An attempt was therefore made to address the limitation of the Pull test by the creation of a three-part questionnaire [9,10]. In order for the questionnaire instrument to assess postural instability, it was necessary to first establish cut-off scores for the instrument. Since the researchers were also interested in comparing the instrument to the Pull test, this necessitated using the Pull test to classify the postural status of the patients. You can see where this problem was headed. As mentioned earlier, since patients often report experiencing instability even though the Pull test is negative, this methodology resulted in a number of false-negative subjects being placed in the stable group. Thus, the new instrument would likely have registered higher sensitivity and specificity values if not for the apparently low sensitivity and specificity of the Pull test. The potentially high diagnostic value of the instrument was weakened by the use of the Pull test in grouping the PD subjects to develop the instrument.

One way to get around a problematic gold standard when evaluating a new test is to do away with comparing the new test to the gold standard. Instead, one may have to rely on advancements in technology that give rise to more refined and deterministic information to develop the new test. One can also take advantage of the massive number of published research studies to develop a new test. This was how the contents of the three-part questionnaire came about.
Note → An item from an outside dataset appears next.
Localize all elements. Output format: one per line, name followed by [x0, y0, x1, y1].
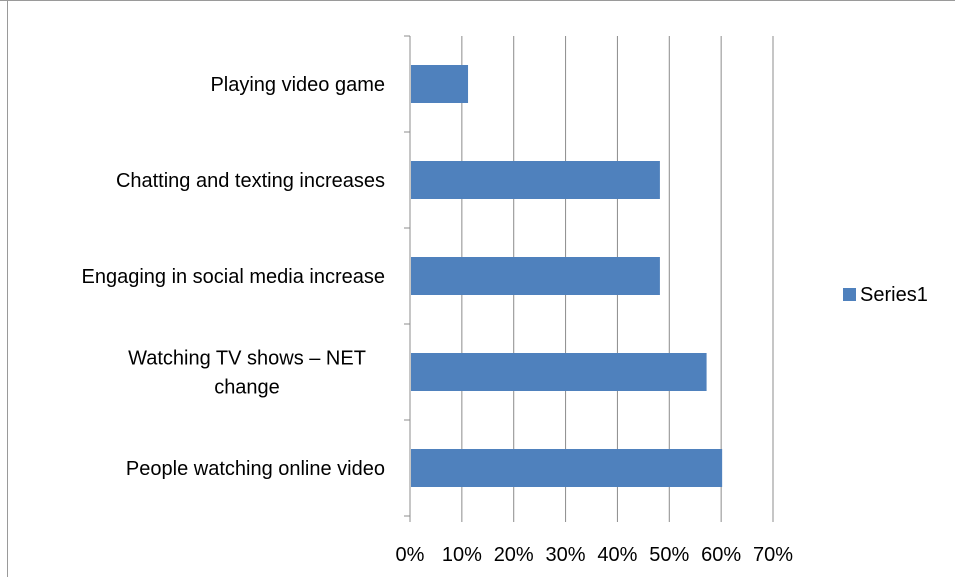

Researchers and clinicians must be willing to develop new evaluation tools when the limitations of the original instrument become apparent rather than perpetuate its utility out of respect for the developers of the instrument, tradition, or worse, non-critical application. This may be easier said than done. The challenge to discard the gold standard can complicate grant and manuscript peer review processes when the gold standard, despite its limitations, is endorsed by panel experts and becomes part of a recommended set of evaluation [11].

Open-access journals may be one of the vehicles by which such difficulties may be alleviated. As new knowledge is disseminated quickly and made freely accessible in such a publication model, there is a better chance of having new knowledge becoming incorporated into best-practice recommendations by experts in their field of research or clinical practice.